From Bugzilla Helper: User-Agent: Mozilla/5.0 (X11; U; Linux i686; en-US; rv:0.9.9) Gecko/20020314 Description of problem: When installing redhat, the time bar is consistently wrong. We install from NFS, and it typically starts off (after a few packages) at half the time it actually takes. The time gradually increases through the installation. This worked for the anaconda that was shipped for RedHat 6.1. Version-Release number of selected component (if applicable): How reproducible: Always Steps to Reproduce: 1. Install RH from NFS (Skipjack, 7.1, 7.2) 2. Watch time bar 3. Additional info:
The time is only an estimate and is roughly correct once enough packages have been installed to smooth out differnces between large and small package install times.
I think there is still a bug in the time estimation code.
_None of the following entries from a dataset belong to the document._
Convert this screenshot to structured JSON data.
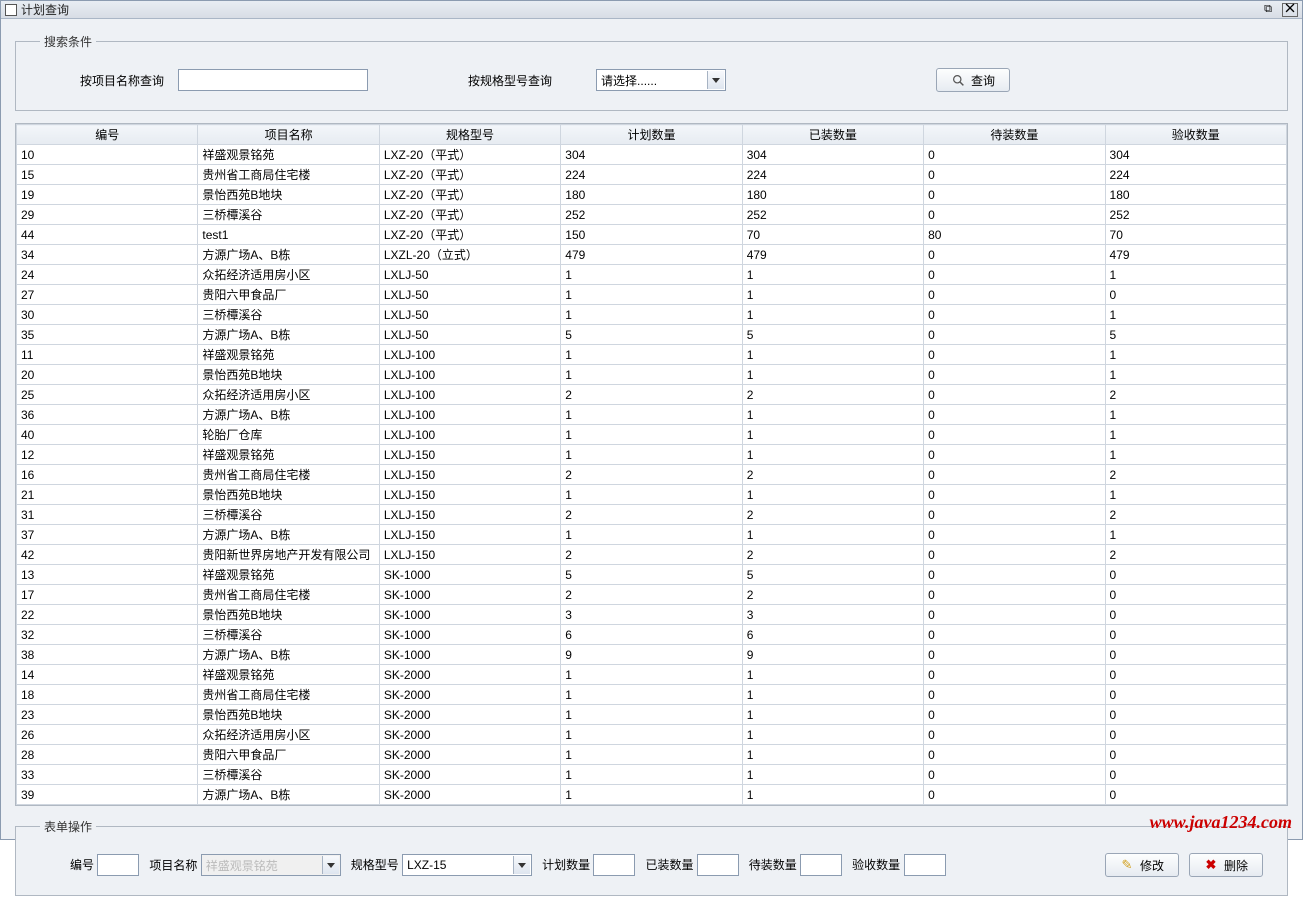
{
  "window": {
    "title": "计划查询"
  },
  "search": {
    "legend": "搜索条件",
    "byNameLabel": "按项目名称查询",
    "bySpecLabel": "按规格型号查询",
    "specPlaceholder": "请选择......",
    "queryBtn": "查询"
  },
  "table": {
    "headers": [
      "编号",
      "项目名称",
      "规格型号",
      "计划数量",
      "已装数量",
      "待装数量",
      "验收数量"
    ],
    "rows": [
      [
        "10",
        "祥盛观景铭苑",
        "LXZ-20（平式）",
        "304",
        "304",
        "0",
        "304"
      ],
      [
        "15",
        "贵州省工商局住宅楼",
        "LXZ-20（平式）",
        "224",
        "224",
        "0",
        "224"
      ],
      [
        "19",
        "景怡西苑B地块",
        "LXZ-20（平式）",
        "180",
        "180",
        "0",
        "180"
      ],
      [
        "29",
        "三桥橝溪谷",
        "LXZ-20（平式）",
        "252",
        "252",
        "0",
        "252"
      ],
      [
        "44",
        "test1",
        "LXZ-20（平式）",
        "150",
        "70",
        "80",
        "70"
      ],
      [
        "34",
        "方源广场A、B栋",
        "LXZL-20（立式）",
        "479",
        "479",
        "0",
        "479"
      ],
      [
        "24",
        "众拓经济适用房小区",
        "LXLJ-50",
        "1",
        "1",
        "0",
        "1"
      ],
      [
        "27",
        "贵阳六甲食品厂",
        "LXLJ-50",
        "1",
        "1",
        "0",
        "0"
      ],
      [
        "30",
        "三桥橝溪谷",
        "LXLJ-50",
        "1",
        "1",
        "0",
        "1"
      ],
      [
        "35",
        "方源广场A、B栋",
        "LXLJ-50",
        "5",
        "5",
        "0",
        "5"
      ],
      [
        "11",
        "祥盛观景铭苑",
        "LXLJ-100",
        "1",
        "1",
        "0",
        "1"
      ],
      [
        "20",
        "景怡西苑B地块",
        "LXLJ-100",
        "1",
        "1",
        "0",
        "1"
      ],
      [
        "25",
        "众拓经济适用房小区",
        "LXLJ-100",
        "2",
        "2",
        "0",
        "2"
      ],
      [
        "36",
        "方源广场A、B栋",
        "LXLJ-100",
        "1",
        "1",
        "0",
        "1"
      ],
      [
        "40",
        "轮胎厂仓库",
        "LXLJ-100",
        "1",
        "1",
        "0",
        "1"
      ],
      [
        "12",
        "祥盛观景铭苑",
        "LXLJ-150",
        "1",
        "1",
        "0",
        "1"
      ],
      [
        "16",
        "贵州省工商局住宅楼",
        "LXLJ-150",
        "2",
        "2",
        "0",
        "2"
      ],
      [
        "21",
        "景怡西苑B地块",
        "LXLJ-150",
        "1",
        "1",
        "0",
        "1"
      ],
      [
        "31",
        "三桥橝溪谷",
        "LXLJ-150",
        "2",
        "2",
        "0",
        "2"
      ],
      [
        "37",
        "方源广场A、B栋",
        "LXLJ-150",
        "1",
        "1",
        "0",
        "1"
      ],
      [
        "42",
        "贵阳新世界房地产开发有限公司",
        "LXLJ-150",
        "2",
        "2",
        "0",
        "2"
      ],
      [
        "13",
        "祥盛观景铭苑",
        "SK-1000",
        "5",
        "5",
        "0",
        "0"
      ],
      [
        "17",
        "贵州省工商局住宅楼",
        "SK-1000",
        "2",
        "2",
        "0",
        "0"
      ],
      [
        "22",
        "景怡西苑B地块",
        "SK-1000",
        "3",
        "3",
        "0",
        "0"
      ],
      [
        "32",
        "三桥橝溪谷",
        "SK-1000",
        "6",
        "6",
        "0",
        "0"
      ],
      [
        "38",
        "方源广场A、B栋",
        "SK-1000",
        "9",
        "9",
        "0",
        "0"
      ],
      [
        "14",
        "祥盛观景铭苑",
        "SK-2000",
        "1",
        "1",
        "0",
        "0"
      ],
      [
        "18",
        "贵州省工商局住宅楼",
        "SK-2000",
        "1",
        "1",
        "0",
        "0"
      ],
      [
        "23",
        "景怡西苑B地块",
        "SK-2000",
        "1",
        "1",
        "0",
        "0"
      ],
      [
        "26",
        "众拓经济适用房小区",
        "SK-2000",
        "1",
        "1",
        "0",
        "0"
      ],
      [
        "28",
        "贵阳六甲食品厂",
        "SK-2000",
        "1",
        "1",
        "0",
        "0"
      ],
      [
        "33",
        "三桥橝溪谷",
        "SK-2000",
        "1",
        "1",
        "0",
        "0"
      ],
      [
        "39",
        "方源广场A、B栋",
        "SK-2000",
        "1",
        "1",
        "0",
        "0"
      ]
    ]
  },
  "form": {
    "legend": "表单操作",
    "idLabel": "编号",
    "nameLabel": "项目名称",
    "namePlaceholder": "祥盛观景铭苑",
    "specLabel": "规格型号",
    "specValue": "LXZ-15",
    "planLabel": "计划数量",
    "installedLabel": "已装数量",
    "pendingLabel": "待装数量",
    "acceptLabel": "验收数量",
    "editBtn": "修改",
    "deleteBtn": "删除"
  },
  "footer": {
    "url": "www.java1234.com"
  }
}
The time doesn't settle down after a few packages, but just continually increases. This didn't happen with RedHat 6. I'll have to do some timing tests to be sure.
Similar experience here with FTP install on a laptop ... it consistently starts out with about half the right amount and steadily builds up. It is an issue; you get excited, and then disappointed. If it started off showing a larger value, you think "I'll go make a cup of tea" (or fetch a Molson, if your name's Mike Harris :o) Perhaps something could be done to alleviate this? I remember many versions back a hard-drive install consistently *over*-estimated to begin with.